In a March, 2009 interview with Laurie Niles of violinist.com, soloist James Ehnes recalls many of the facets of his career, including the search for a fine instrument and his studies. During this interview Mr. Ehnes shares a story in which someone complimented him on his bow grip and asked the questions "Who taught you? What happened?"
The answer was quite simple - Mr. Ehnes was playing on a much better bow than he had been ten years ago when the person questioning had originally heard him in concert.
While a student at the Shepherd School of Music many of us were in the process of acquiring better equipment, and I very fondly remember one student saying "It's amazing, you spend so much time practicing, doing what your teacher says and learning the technique, and then BOOM! You get a better bow, and it all makes sense, there's no more struggle, just application." I have found this to be true on many occasions during my search for a good stick, and the past weeks events have not only confirmed both Mr. Ehnes' and my former colleague's thoughts.
Last week I took an audition - as I have been coming to Knoxville, Tennessee often since March 2008 due to my work with Carpetbag Theatre, I thought it wise to take the audition being held for section positions with the Knoxville Symphony Orchestra. The week before this audition I had the good fortune to spend a week with a dear friend, also a Shepherd School alum, during which she graciously let me play with her violin and bow. Playing on a fine instrument like hers did indeed make a difference in how I approached sound production for the remainder of my practice period: with an instrument like that, there is no need to force. What one does is simply "find the sound". Her bow, a fine modern French bow, was made by a maker whose work I have tried before, and it was much the same - less "effort" and more attention to the quality of the strokes and the sound being produced.
The audition results - well, those aren't important.
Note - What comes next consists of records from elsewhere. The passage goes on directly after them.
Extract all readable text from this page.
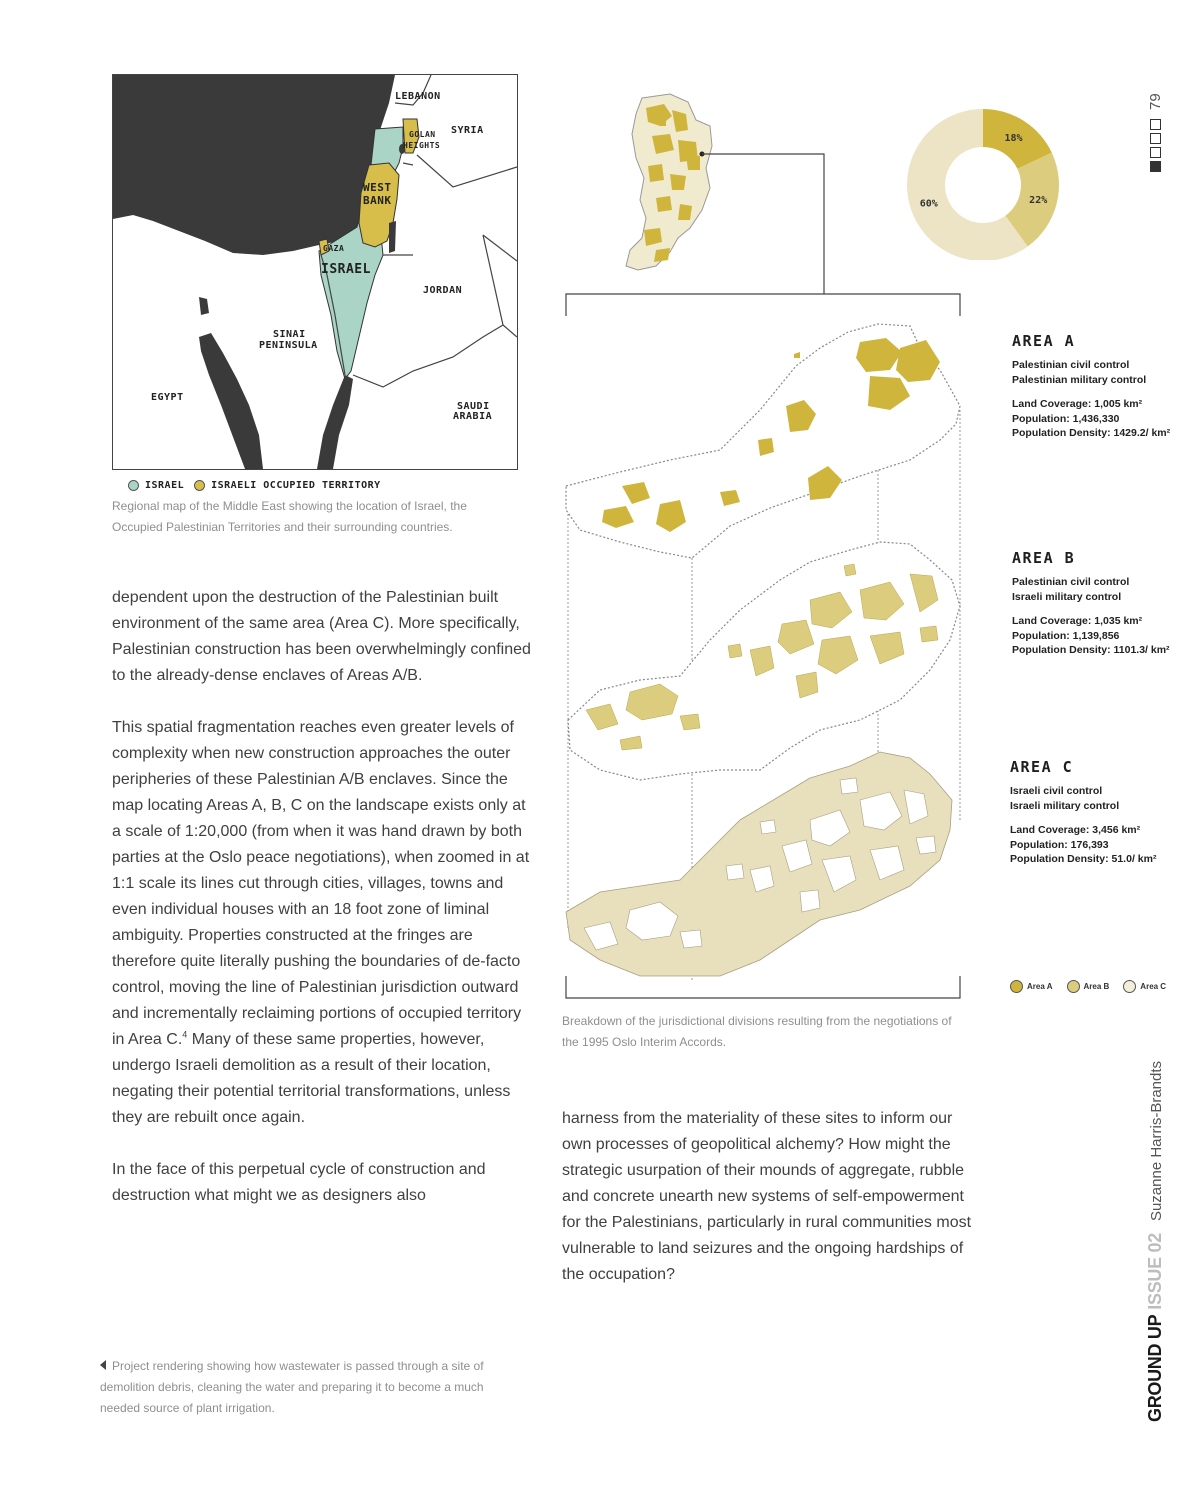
LEBANON
SYRIA
GOLAN
HEIGHTS
WEST
BANK
GAZA
ISRAEL
JORDAN
SINAI
PENINSULA
EGYPT
SAUDI
ARABIA
ISRAEL	ISRAELI OCCUPIED TERRITORY
Regional map of the Middle East showing the location of Israel, the Occupied Palestinian Territories and their surrounding countries.

dependent upon the destruction of the Palestinian built environment of the same area (Area C). More specifically, Palestinian construction has been overwhelmingly confined to the already-dense enclaves of Areas A/B.

This spatial fragmentation reaches even greater levels of complexity when new construction approaches the outer peripheries of these Palestinian A/B enclaves. Since the map locating Areas A, B, C on the landscape exists only at a scale of 1:20,000 (from when it was hand drawn by both parties at the Oslo peace negotiations), when zoomed in at 1:1 scale its lines cut through cities, villages, towns and even individual houses with an 18 foot zone of liminal ambiguity. Properties constructed at the fringes are therefore quite literally pushing the boundaries of de-facto control, moving the line of Palestinian jurisdiction outward and incrementally reclaiming portions of occupied territory in Area C.$^4$ Many of these same properties, however, undergo Israeli demolition as a result of their location, negating their potential territorial transformations, unless they are rebuilt once again.

In the face of this perpetual cycle of construction and destruction what might we as designers also

Project rendering showing how wastewater is passed through a site of demolition debris, cleaning the water and preparing it to become a much needed source of plant irrigation.
18%
22%
60%
AREA A
Palestinian civil control
Palestinian military control
Land Coverage: 1,005 km²
Population: 1,436,330
Population Density: 1429.2/ km²
AREA B
Palestinian civil control
Israeli military control
Land Coverage: 1,035 km²
Population: 1,139,856
Population Density: 1101.3/ km²
AREA C
Israeli civil control
Israeli military control
Land Coverage: 3,456 km²
Population: 176,393
Population Density: 51.0/ km²
Area A	Area B	Area C
Breakdown of the jurisdictional divisions resulting from the negotiations of the 1995 Oslo Interim Accords.

harness from the materiality of these sites to inform our own processes of geopolitical alchemy? How might the strategic usurpation of their mounds of aggregate, rubble and concrete unearth new systems of self-empowerment for the Palestinians, particularly in rural communities most vulnerable to land seizures and the ongoing hardships of the occupation?

GROUND UP
ISSUE 02
Suzanne Harris-Brandts
79
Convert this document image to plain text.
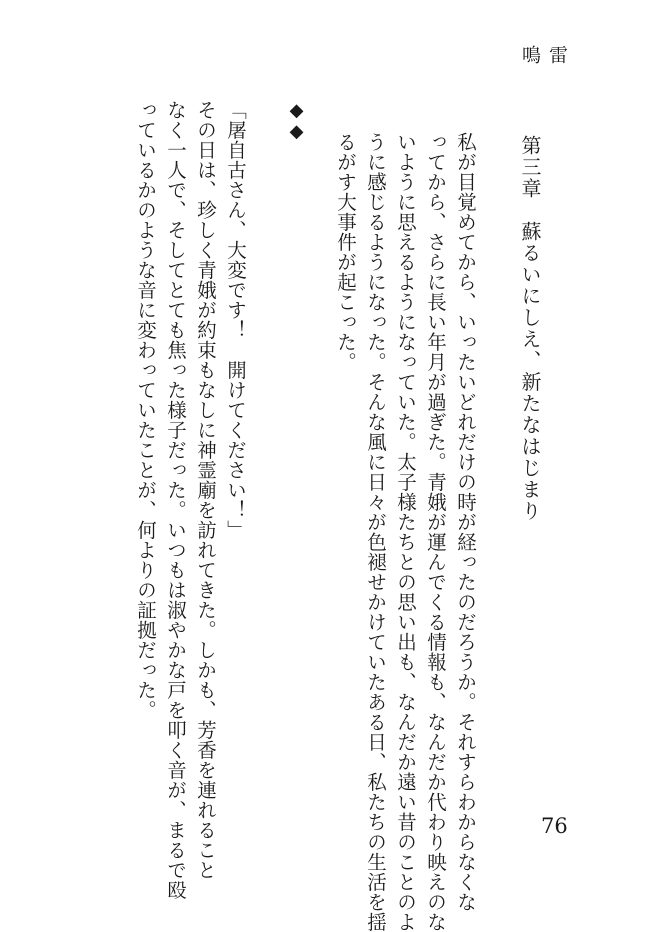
雷鳴
第三章　蘇るいにしえ、新たなはじまり
私が目覚めてから、いったいどれだけの時が経ったのだろうか。それすらわからなくな
ってから、さらに長い年月が過ぎた。青娥が運んでくる情報も、なんだか代わり映えのな
いように思えるようになっていた。太子様たちとの思い出も、なんだか遠い昔のことのよ
うに感じるようになった。そんな風に日々が色褪せかけていたある日、私たちの生活を揺
るがす大事件が起こった。
◆◆
「屠自古さん、大変です！　開けてください！」
その日は、珍しく青娥が約束もなしに神霊廟を訪れてきた。しかも、芳香を連れること
なく一人で、そしてとても焦った様子だった。いつもは淑やかな戸を叩く音が、まるで殴
っているかのような音に変わっていたことが、何よりの証拠だった。
76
What IS important is that immediately after this audition I went to a violin shop and asked to see some of their inventory. Seven bows and about one hour (that FLEW by) later, I found one that is truly making a difference, a bow made by German bowmaker Sebastian Dirr.
Of course, the next questions are being asked: "How do I afford this? Will I spend this much time practicing, away from family and friends, and am I willing to spend the amount of time it may take to work and earn the funds necessary to purchase this? Is the violin playing the most important thing?"
There are so many stories about violinists and instruments, and the question of cost: In his Violin Dreams, Arnold Steinhardt speaks of acquiring an instrument after being hired by the Cleveland Orchestra and being somewhat shocked at the price. Nigel Kennedy also speaks of the soaring cost of instruments in his autobiography, also suggesting many ideas for bridging investors and musicians together so that these costs can be borne.
The question, though, should not be of the cost, but rather on the worth, the value of making such an investment. As I ponder - and enjoy practicing - this bow I find myself incredibly grateful for all who have spoken of the cost/value/worth conundurm and truly thankful to Mr. Ehnes for his candor.
In the meantime, does anyone have any ideas on how to go about making this purchase?